Although Frances Harper was not born into a slave family in 1825 in Baltimore, Maryland, she nevertheless suffered from the oppressive slave laws and rampant discrimination of the time. Her mother died when she was three, falling into the care of her aunt and uncle. Until the age of thirteen, she attended the free school for colored children in which her uncle, Rev. William Watkins, taught. Despite the many trying times that she underwent and survived, her natural curiosity and gift for writing distinguished from her peers. The prose and poetry that she has written were included in the anthology, Forest Leaves. For instance, one of her early essays was on Christianity, a subject which remained a vital part of her life.
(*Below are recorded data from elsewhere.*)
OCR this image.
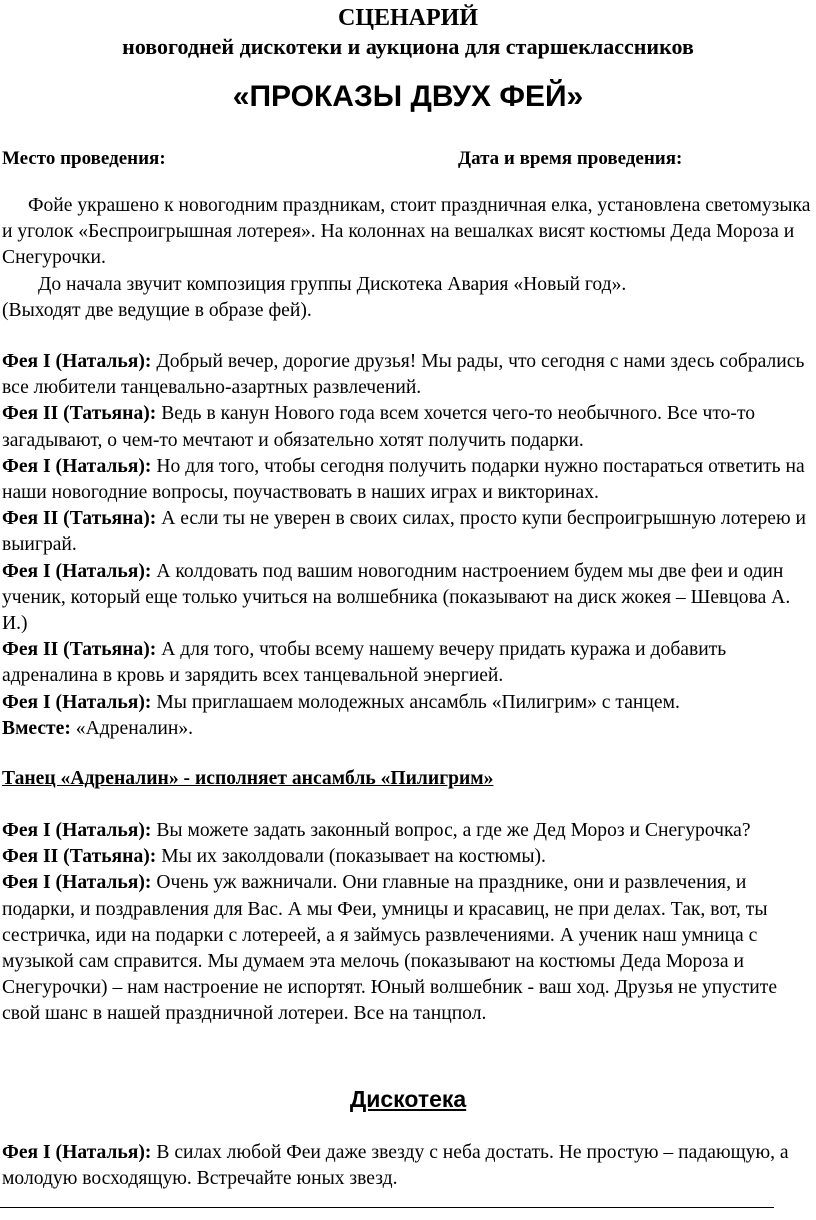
СЦЕНАРИЙ
новогодней дискотеки и аукциона для старшеклассников
«ПРОКАЗЫ ДВУХ ФЕЙ»
Место проведения:	Дата и время проведения:

Фойе украшено к новогодним праздникам, стоит праздничная елка, установлена светомузыка и уголок «Беспроигрышная лотерея». На колоннах на вешалках висят костюмы Деда Мороза и Снегурочки.

До начала звучит композиция группы Дискотека Авария «Новый год».

(Выходят две ведущие в образе фей).

Фея I (Наталья): Добрый вечер, дорогие друзья! Мы рады, что сегодня с нами здесь собрались все любители танцевально-азартных развлечений.

Фея II (Татьяна): Ведь в канун Нового года всем хочется чего-то необычного. Все что-то загадывают, о чем-то мечтают и обязательно хотят получить подарки.

Фея I (Наталья): Но для того, чтобы сегодня получить подарки нужно постараться ответить на наши новогодние вопросы, поучаствовать в наших играх и викторинах.

Фея II (Татьяна): А если ты не уверен в своих силах, просто купи беспроигрышную лотерею и выиграй.

Фея I (Наталья): А колдовать под вашим новогодним настроением будем мы две феи и один ученик, который еще только учиться на волшебника (показывают на диск жокея – Шевцова А. И.)

Фея II (Татьяна): А для того, чтобы всему нашему вечеру придать куража и добавить адреналина в кровь и зарядить всех танцевальной энергией.

Фея I (Наталья): Мы приглашаем молодежных ансамбль «Пилигрим» с танцем.

Вместе: «Адреналин».

Танец «Адреналин» - исполняет ансамбль «Пилигрим»

Фея I (Наталья): Вы можете задать законный вопрос, а где же Дед Мороз и Снегурочка?

Фея II (Татьяна): Мы их заколдовали (показывает на костюмы).

Фея I (Наталья): Очень уж важничали. Они главные на празднике, они и развлечения, и подарки, и поздравления для Вас. А мы Феи, умницы и красавиц, не при делах. Так, вот, ты сестричка, иди на подарки с лотереей, а я займусь развлечениями. А ученик наш умница с музыкой сам справится. Мы думаем эта мелочь (показывают на костюмы Деда Мороза и Снегурочки) – нам настроение не испортят. Юный волшебник - ваш ход. Друзья не упустите свой шанс в нашей праздничной лотереи. Все на танцпол.

Дискотека

Фея I (Наталья): В силах любой Феи даже звезду с неба достать. Не простую – падающую, а молодую восходящую. Встречайте юных звезд.
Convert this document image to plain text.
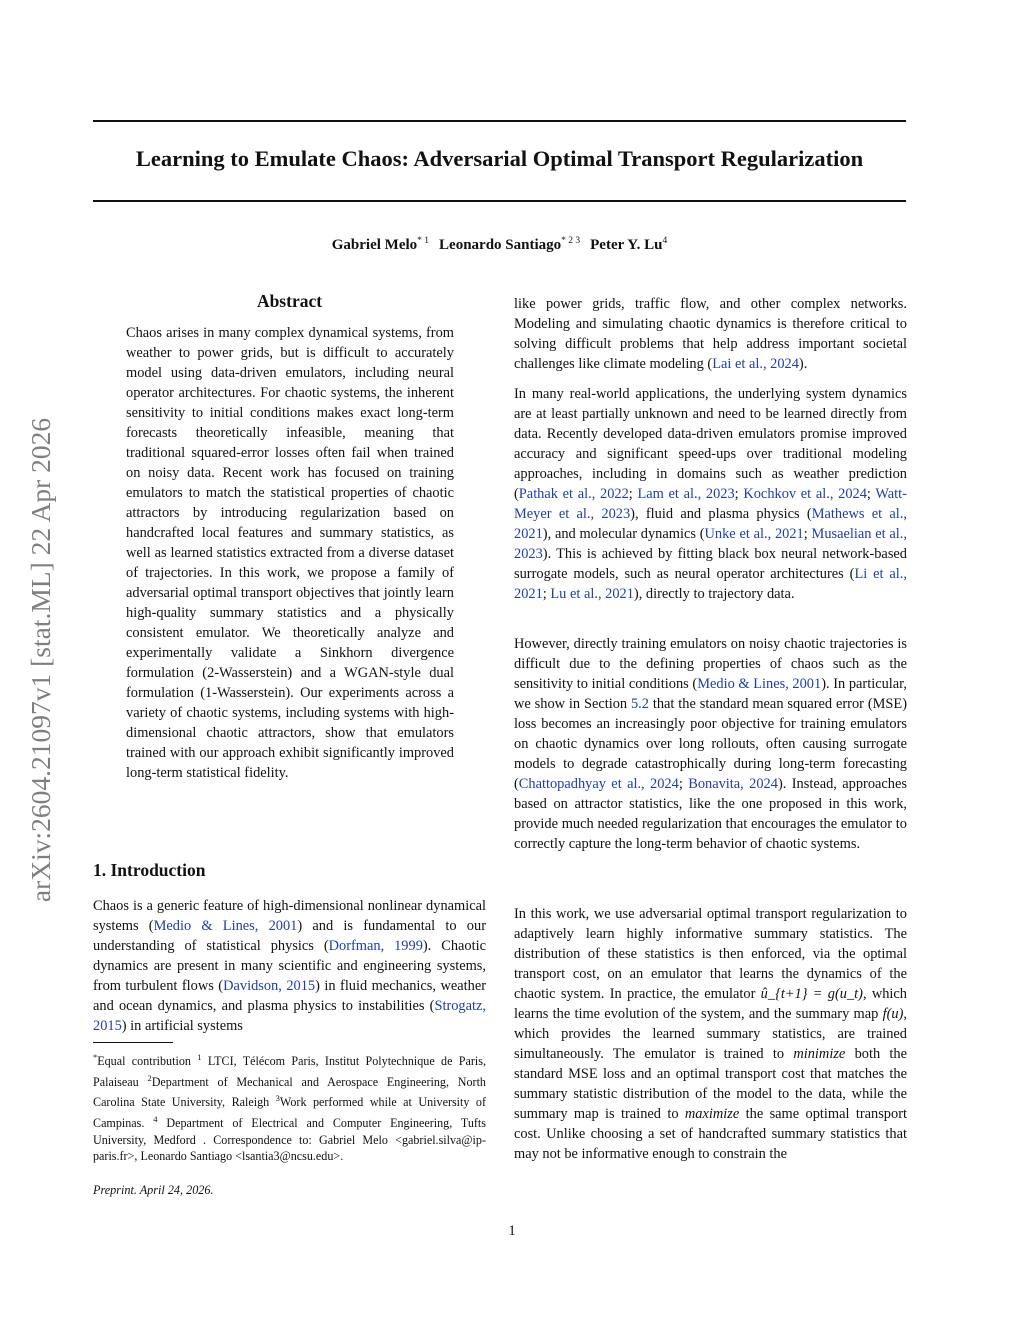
arXiv:2604.21097v1 [stat.ML] 22 Apr 2026
Learning to Emulate Chaos: Adversarial Optimal Transport Regularization
Gabriel Melo$^{* 1}$ Leonardo Santiago$^{* 2 3}$ Peter Y. Lu$^4$
Abstract

Chaos arises in many complex dynamical systems, from weather to power grids, but is difficult to accurately model using data-driven emulators, including neural operator architectures. For chaotic systems, the inherent sensitivity to initial conditions makes exact long-term forecasts theoretically infeasible, meaning that traditional squared-error losses often fail when trained on noisy data. Recent work has focused on training emulators to match the statistical properties of chaotic attractors by introducing regularization based on handcrafted local features and summary statistics, as well as learned statistics extracted from a diverse dataset of trajectories. In this work, we propose a family of adversarial optimal transport objectives that jointly learn high-quality summary statistics and a physically consistent emulator. We theoretically analyze and experimentally validate a Sinkhorn divergence formulation (2-Wasserstein) and a WGAN-style dual formulation (1-Wasserstein). Our experiments across a variety of chaotic systems, including systems with high-dimensional chaotic attractors, show that emulators trained with our approach exhibit significantly improved long-term statistical fidelity.

1. Introduction

Chaos is a generic feature of high-dimensional nonlinear dynamical systems (Medio & Lines, 2001) and is fundamental to our understanding of statistical physics (Dorfman, 1999). Chaotic dynamics are present in many scientific and engineering systems, from turbulent flows (Davidson, 2015) in fluid mechanics, weather and ocean dynamics, and plasma physics to instabilities (Strogatz, 2015) in artificial systems

*Equal contribution $^1$ LTCI, Télécom Paris, Institut Polytechnique de Paris, Palaiseau $^2$Department of Mechanical and Aerospace Engineering, North Carolina State University, Raleigh $^3$Work performed while at University of Campinas. $^4$ Department of Electrical and Computer Engineering, Tufts University, Medford . Correspondence to: Gabriel Melo <gabriel.silva@ip-paris.fr>, Leonardo Santiago <lsantia3@ncsu.edu>.

Preprint. April 24, 2026.

like power grids, traffic flow, and other complex networks. Modeling and simulating chaotic dynamics is therefore critical to solving difficult problems that help address important societal challenges like climate modeling (Lai et al., 2024).

In many real-world applications, the underlying system dynamics are at least partially unknown and need to be learned directly from data. Recently developed data-driven emulators promise improved accuracy and significant speed-ups over traditional modeling approaches, including in domains such as weather prediction (Pathak et al., 2022; Lam et al., 2023; Kochkov et al., 2024; Watt-Meyer et al., 2023), fluid and plasma physics (Mathews et al., 2021), and molecular dynamics (Unke et al., 2021; Musaelian et al., 2023). This is achieved by fitting black box neural network-based surrogate models, such as neural operator architectures (Li et al., 2021; Lu et al., 2021), directly to trajectory data.

However, directly training emulators on noisy chaotic trajectories is difficult due to the defining properties of chaos such as the sensitivity to initial conditions (Medio & Lines, 2001). In particular, we show in Section 5.2 that the standard mean squared error (MSE) loss becomes an increasingly poor objective for training emulators on chaotic dynamics over long rollouts, often causing surrogate models to degrade catastrophically during long-term forecasting (Chattopadhyay et al., 2024; Bonavita, 2024). Instead, approaches based on attractor statistics, like the one proposed in this work, provide much needed regularization that encourages the emulator to correctly capture the long-term behavior of chaotic systems.

In this work, we use adversarial optimal transport regularization to adaptively learn highly informative summary statistics. The distribution of these statistics is then enforced, via the optimal transport cost, on an emulator that learns the dynamics of the chaotic system. In practice, the emulator û_{t+1} = g(u_t), which learns the time evolution of the system, and the summary map f(u), which provides the learned summary statistics, are trained simultaneously. The emulator is trained to minimize both the standard MSE loss and an optimal transport cost that matches the summary statistic distribution of the model to the data, while the summary map is trained to maximize the same optimal transport cost. Unlike choosing a set of handcrafted summary statistics that may not be informative enough to constrain the

1
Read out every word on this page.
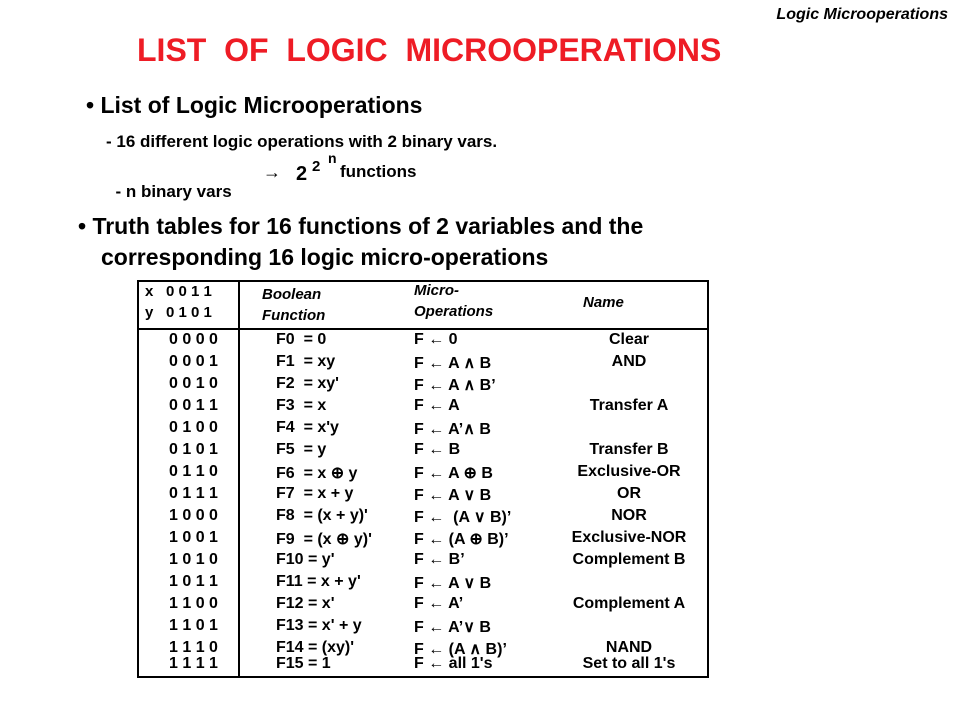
Logic Microoperations
LIST  OF  LOGIC  MICROOPERATIONS
• List of Logic Microoperations
- 16 different logic operations with 2 binary vars.

- n binary vars

→ 2 2 n
functions
• Truth tables for 16 functions of 2 variables and the
corresponding 16 logic micro-operations
x
y
0 0 1 1
0 1 0 1
Boolean
Function
Micro-
Operations
Name
0 0 0 0	F0  = 0	F ← 0	Clear
0 0 0 1	F1  = xy	F ← A ∧ B	AND
0 0 1 0	F2  = xy'	F ← A ∧ B’
0 0 1 1	F3  = x	F ← A	Transfer A
0 1 0 0	F4  = x'y	F ← A’∧ B
0 1 0 1	F5  = y	F ← B	Transfer B
0 1 1 0	F6  = x ⊕ y	F ← A ⊕ B	Exclusive-OR
0 1 1 1	F7  = x + y	F ← A ∨ B	OR
1 0 0 0	F8  = (x + y)'	F ←  (A ∨ B)’	NOR
1 0 0 1	F9  = (x ⊕ y)'	F ← (A ⊕ B)’	Exclusive-NOR
1 0 1 0	F10 = y'	F ← B’	Complement B
1 0 1 1	F11 = x + y'	F ← A ∨ B
1 1 0 0	F12 = x'	F ← A’	Complement A
1 1 0 1	F13 = x' + y	F ← A’∨ B
1 1 1 0	F14 = (xy)'	F ← (A ∧ B)’	NAND
1 1 1 1	F15 = 1	F ← all 1's	Set to all 1's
In her early adult life, she moved around in the free states of Ohio and Pennsylvania where she worked as a teacher.

While teaching at Little York, she was greatly bothered by the inequities and sufferings that her people had to suffer under the slave laws and resolved to take part in the effort to abolish slavery. She became active in the Anti-Slavery movement in the 1850's by using her gift for language as lecturer. At one time in her career as a lecturer, she made her home in Philadelphia "at the station of the Underground Rail Road, where she frequently saw passengers and their melting tales of suffering and wrong, which intensely increased their sympathy in their behalf."* Even during the Civil War, she wrote prolifically, hoping to contribute to the cause of freedom. The writing she produced during the Emancipation Proclamation and Lincoln's assassination further reveals her eloquence in expressing her hopes and disappointments with the progress of the fight for equality. Harper continued arguing for freedom, equality and reforms...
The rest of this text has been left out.